I was very disappointed in his throwing accuracy and throwing touch (really sprayed the football around).
Like I said, he has as a tremendous arm, but release and ability to re-load was not particularly good.
He appeared to have some tunnel vision and forced far too many balls into some very tight windows.
He's got everything you look for physically, but he is in my opinion very much a thrower rather than a passer. I liken him to a big hard throwing pitcher, who after four seasons in professional ball is still toiling in class "A" ball.
Look Martin, your football team lost 16 games last season and given the speed of the professional game, the complexities of the defenses, the Lions lack of a cohesive running game and the player's mechanical deficiencies, I believe this young man will be seriously over matched and ultimately shatter this young players overall confidence. Based on what I've seen, at this stage of his development, the game may well be too fast for him and he would have been better served if he returned for his senior season.
You are going to need a veteran quarterback to lend some stability to your young football club. Daunte Culpepper is certainly not your long term answer at the position, but I believe he gives the Lions the best chance to win in 2009. He has a great deal of experience and remember one other thing, before being injured in 2005; he was as productive a quarterback as there was in the game. Hell, his 2004 passing numbers were as anyone who has ever played this game (548-379-69.2-4,717- 39-11). You literally signed him off his street last season and although his timing and conditioning were not up to standard, he actually got you very close in two of his starts.
That being said Martin I'm now going to give you the name of the best player I saw during the 2008 college season. Barring injury, he going to play a dozen years, will fill a critical need position, will start about the time he arrives at baggage claim at Detroit Metro Airport. His name is Eugene "The Blocking Machine" Monroe from the University of Virginia.
I've seen some good ones over the years Martin; people like Willie Roaf, Chris Samuels, Walter Jones, Jonathan Ogden, Tra Thomas and maybe the best I've ever seen play this game, the great Orlando Pace and I'm telling you today, Monroe has a real chance of being mentioned in the same breathe as all of them.

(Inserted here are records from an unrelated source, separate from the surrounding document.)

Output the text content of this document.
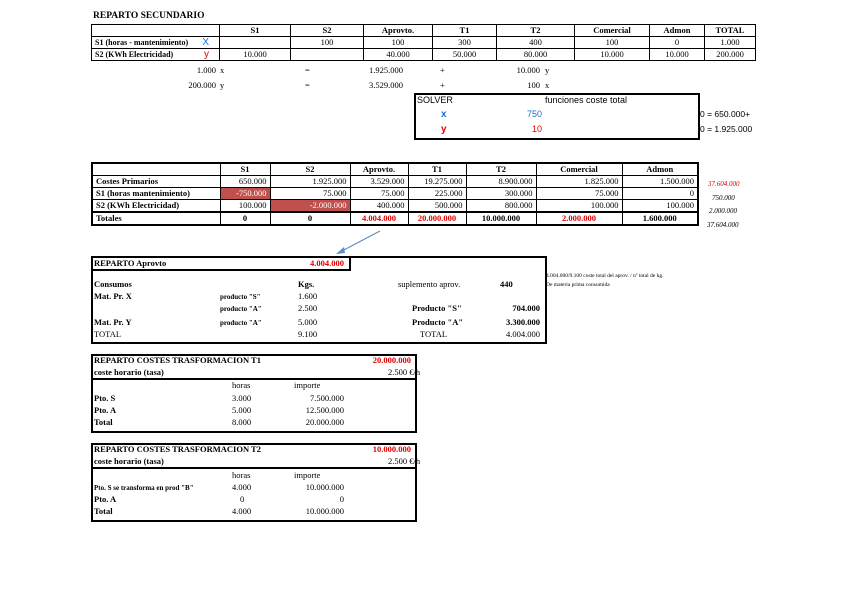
REPARTO SECUNDARIO
	S1	S2	Aprovto.	T1	T2	Comercial	Admon	TOTAL
S1 (horas - mantenimiento) X		100	100	300	400	100	0	1.000
S2 (KWh Electricidad) y	10.000		40.000	50.000	80.000	10.000	10.000	200.000
1.000 x	=	1.925.000	+	10.000 y
200.000 y	=	3.529.000	+	100 x
SOLVER	funciones coste total
x	750
y	10
0 = 650.000+
0 = 1.925.000
	S1	S2	Aprovto.	T1	T2	Comercial	Admon
Costes Primarios	650.000	1.925.000	3.529.000	19.275.000	8.900.000	1.825.000	1.500.000
S1 (horas mantenimiento)	-750.000	75.000	75.000	225.000	300.000	75.000	0
S2 (KWh Electricidad)	100.000	-2.000.000	400.000	500.000	800.000	100.000	100.000
Totales	0	0	4.004.000	20.000.000	10.000.000	2.000.000	1.600.000
37.604.000
750.000
2.000.000
37.604.000
REPARTO Aprovto	4.004.000
4.004.000/9.100 coste total del aprov. / nº total de kg.
De materia prima consumida
Consumos	Kgs.	suplemento aprov.	440
Mat. Pr. X	producto "S"	1.600
producto "A"	2.500	Producto "S"	704.000
Mat. Pr. Y	producto "A"	5.000	Producto "A"	3.300.000
TOTAL	9.100	TOTAL	4.004.000
REPARTO COSTES TRASFORMACION T1	20.000.000
coste horario (tasa)	2.500 €/h
horas	importe
Pto. S	3.000	7.500.000
Pto. A	5.000	12.500.000
Total	8.000	20.000.000
REPARTO COSTES TRASFORMACION T2	10.000.000
coste horario (tasa)	2.500 €/h
horas	importe
Pto. S se transforma en prod "B"	4.000	10.000.000
Pto. A	0	0
Total	4.000	10.000.000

He's got a great proto-type body (high knotted calves, long arms, big hands, wide hips, bubble and a very defined upper torso), he's extremely bright, strong, explosive on contact, finishes people inline, can get to the second level and adjust in space. He gets great fits, plays on his feet and sustains. Martin, on pass protection, his sets and footwork were outstanding. Handled both speed and power rushes equally well. He was very aware on stunts and alert on his blitz pick-ups.

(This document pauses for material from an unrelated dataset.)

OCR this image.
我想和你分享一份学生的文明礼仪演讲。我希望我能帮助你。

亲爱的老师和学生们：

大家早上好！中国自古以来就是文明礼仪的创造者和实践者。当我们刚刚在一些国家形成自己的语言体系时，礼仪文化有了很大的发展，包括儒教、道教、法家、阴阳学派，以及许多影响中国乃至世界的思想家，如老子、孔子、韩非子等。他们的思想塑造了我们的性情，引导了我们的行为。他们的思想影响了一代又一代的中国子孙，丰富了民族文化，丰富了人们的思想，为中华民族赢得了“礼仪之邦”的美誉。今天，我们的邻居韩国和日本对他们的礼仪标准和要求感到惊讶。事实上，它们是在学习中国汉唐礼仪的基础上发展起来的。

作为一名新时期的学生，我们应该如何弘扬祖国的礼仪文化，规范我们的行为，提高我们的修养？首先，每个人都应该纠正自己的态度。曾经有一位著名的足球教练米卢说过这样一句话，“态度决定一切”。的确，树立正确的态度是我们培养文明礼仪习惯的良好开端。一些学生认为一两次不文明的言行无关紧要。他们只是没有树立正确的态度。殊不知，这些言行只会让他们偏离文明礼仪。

"Martin, we move # 76 Backus to the left guard position, put Eugene at the left tackle position and I promise you we will not only reduce the number of sacks, but we will also run the football significantly better. Martin, your team has got to get bigger, particularly on the defensive side of the football. Miami and Atlanta proved you really don't have to be particularly good to turn things around and qualify for the playoffs. It's not going to happen over night, but I think the Lions are getting there."

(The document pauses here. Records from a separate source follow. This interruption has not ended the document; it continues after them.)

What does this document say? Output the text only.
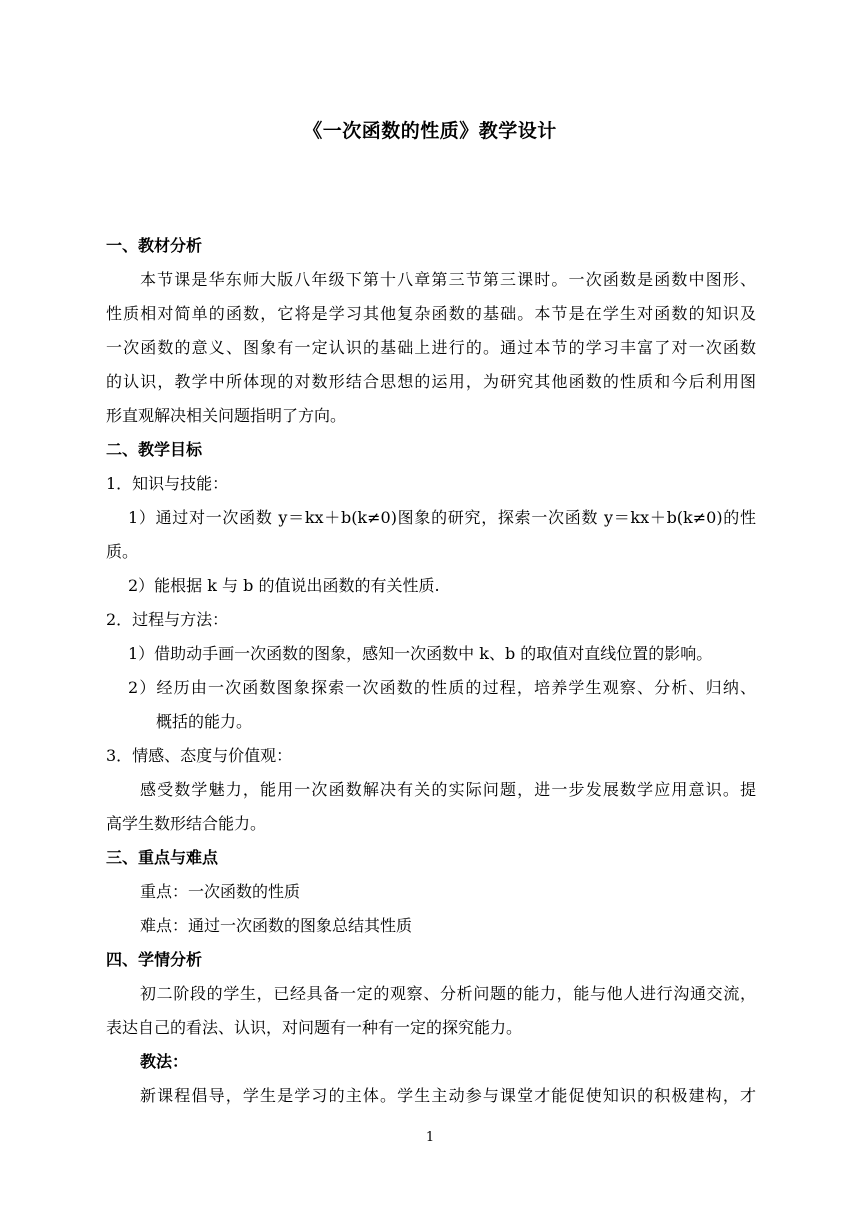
《一次函数的性质》教学设计
一、教材分析
本节课是华东师大版八年级下第十八章第三节第三课时。一次函数是函数中图形、
性质相对简单的函数，它将是学习其他复杂函数的基础。本节是在学生对函数的知识及
一次函数的意义、图象有一定认识的基础上进行的。通过本节的学习丰富了对一次函数
的认识，教学中所体现的对数形结合思想的运用，为研究其他函数的性质和今后利用图
形直观解决相关问题指明了方向。
二、教学目标
1．知识与技能：
1）通过对一次函数 y＝kx＋b(k≠0)图象的研究，探索一次函数 y＝kx＋b(k≠0)的性
质。
2）能根据 k 与 b 的值说出函数的有关性质.
2．过程与方法：
1）借助动手画一次函数的图象，感知一次函数中 k、b 的取值对直线位置的影响。
2）经历由一次函数图象探索一次函数的性质的过程，培养学生观察、分析、归纳、
概括的能力。
3．情感、态度与价值观：
感受数学魅力，能用一次函数解决有关的实际问题，进一步发展数学应用意识。提
高学生数形结合能力。
三、重点与难点
重点：一次函数的性质
难点：通过一次函数的图象总结其性质
四、学情分析
初二阶段的学生，已经具备一定的观察、分析问题的能力，能与他人进行沟通交流，
表达自己的看法、认识，对问题有一种有一定的探究能力。
教法：
新课程倡导，学生是学习的主体。学生主动参与课堂才能促使知识的积极建构，才
1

Depending on what the coaching staff thinks of Stanton, we think QB and tight end in rounds two and three and concentrate on defense the rest of the way. I've got to tell you signing cornerbacks Henry and Buchanon were excellent free agent upgrades.
If you guys don't mind, I'm going to take you up on the offer and hang around for a day or two after the draft to watch the Tigers-Yankees series, I'm a big fan of Jim Leyland.
Before I leave Martin, I just want to say you've done a great job thus far and have got this club moving in the right direction. Oh and one more thing, I said I would do this pro-bono, but please extend my heartfelt thanks to the Ford family again for that beautiful silver and blue Mustang convertible! I've got a 9:00 AM tee time on Thursday and plan to show it off to all of my buddies down at the club. Have a great summer and I'll see you in training camp.